Washington has child safety seat and seat belt requirements that generally apply to all children younger than 16 years old. The type of restraint required varies depending on the age, weight, and height of the child and the guidelines of the child seat manufacturer.
Rear-facing car seats. Under Washington law, children who are younger than two years old must be in a rear-facing car seat until they reach the weight or height limit set by the seat manufacturer. The child can continue to use a rear-facing seat (even if older than two years old) until he or she reaches the weight or height limits of the seat.
Forward-facing car seats. A child who is younger than four years old (who is not properly restrained in a rear-facing seat) must be in a forward-facing car seat until he or she reaches the weight or height limit set by the seat manufacturer. The child can continue to use a forward-facing seat (even if older than four years old) until he or she reaches the weight or height limits of the seat.

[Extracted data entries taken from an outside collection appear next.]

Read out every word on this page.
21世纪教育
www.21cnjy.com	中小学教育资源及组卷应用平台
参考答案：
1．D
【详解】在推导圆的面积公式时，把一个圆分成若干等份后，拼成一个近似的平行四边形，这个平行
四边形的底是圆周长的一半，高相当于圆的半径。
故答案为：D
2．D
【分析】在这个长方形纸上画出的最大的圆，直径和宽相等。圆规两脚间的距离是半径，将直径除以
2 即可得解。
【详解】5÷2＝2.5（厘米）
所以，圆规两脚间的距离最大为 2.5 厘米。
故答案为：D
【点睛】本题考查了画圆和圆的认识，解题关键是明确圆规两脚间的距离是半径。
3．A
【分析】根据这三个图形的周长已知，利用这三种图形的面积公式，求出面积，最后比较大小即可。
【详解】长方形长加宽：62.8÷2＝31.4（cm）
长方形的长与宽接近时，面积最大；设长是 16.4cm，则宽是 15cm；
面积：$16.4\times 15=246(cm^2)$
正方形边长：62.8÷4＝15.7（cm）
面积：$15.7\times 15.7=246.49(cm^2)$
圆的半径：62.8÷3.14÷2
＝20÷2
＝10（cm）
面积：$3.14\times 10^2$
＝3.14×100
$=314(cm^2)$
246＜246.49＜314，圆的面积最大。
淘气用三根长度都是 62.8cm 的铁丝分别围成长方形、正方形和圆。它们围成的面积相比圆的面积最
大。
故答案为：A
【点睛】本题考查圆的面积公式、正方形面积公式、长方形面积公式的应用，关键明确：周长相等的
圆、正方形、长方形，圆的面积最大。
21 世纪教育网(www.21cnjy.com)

Booster seats. Children who are not properly secured in a rear- or forward-facing car seat (in other words, who have outgrown them) and are shorter than four feet nine inches must use a booster seat. The child can continue to use a booster seat until the normal seat belt fits properly, which is typically around eight to 12 years old.
Children can use a normal seat belt once they reach four feet nine inches tall.
Washington law specifies that all children who are younger than 13 years old must be seated in the back seat area of a vehicle "where it is practical to do so." This rule gives parents some leeway where the back seat positions are occupied by other children or the vehicle doesn't have back seats.
Washington's child seat and safety seat rules don't apply to for-hire vehicles, vehicles operated by transportation companies that are made to carry 16 or fewer passengers, shuttles (such as airport or hotel shuttles), or school buses.
Seat belt and child seat violations are traffic infractions in Washington. The purpose of the child seat laws is to keep kids safe. So anyone who's cited for a first child seat violation can get the ticket dismissed by providing proof with seven days of the violation of acquiring an appropriate child seat or restraint system. The fines and fees for a child seat or seat belt violation are normally total at least $100.
For more information about child safety seats, you can go to the Target Zero website. Also, recalls are occasionally issued for child safety seats. To find out about recalls, you can register with the NHTSA to receive recall information about the seat you have or search for recalls that have already been issued.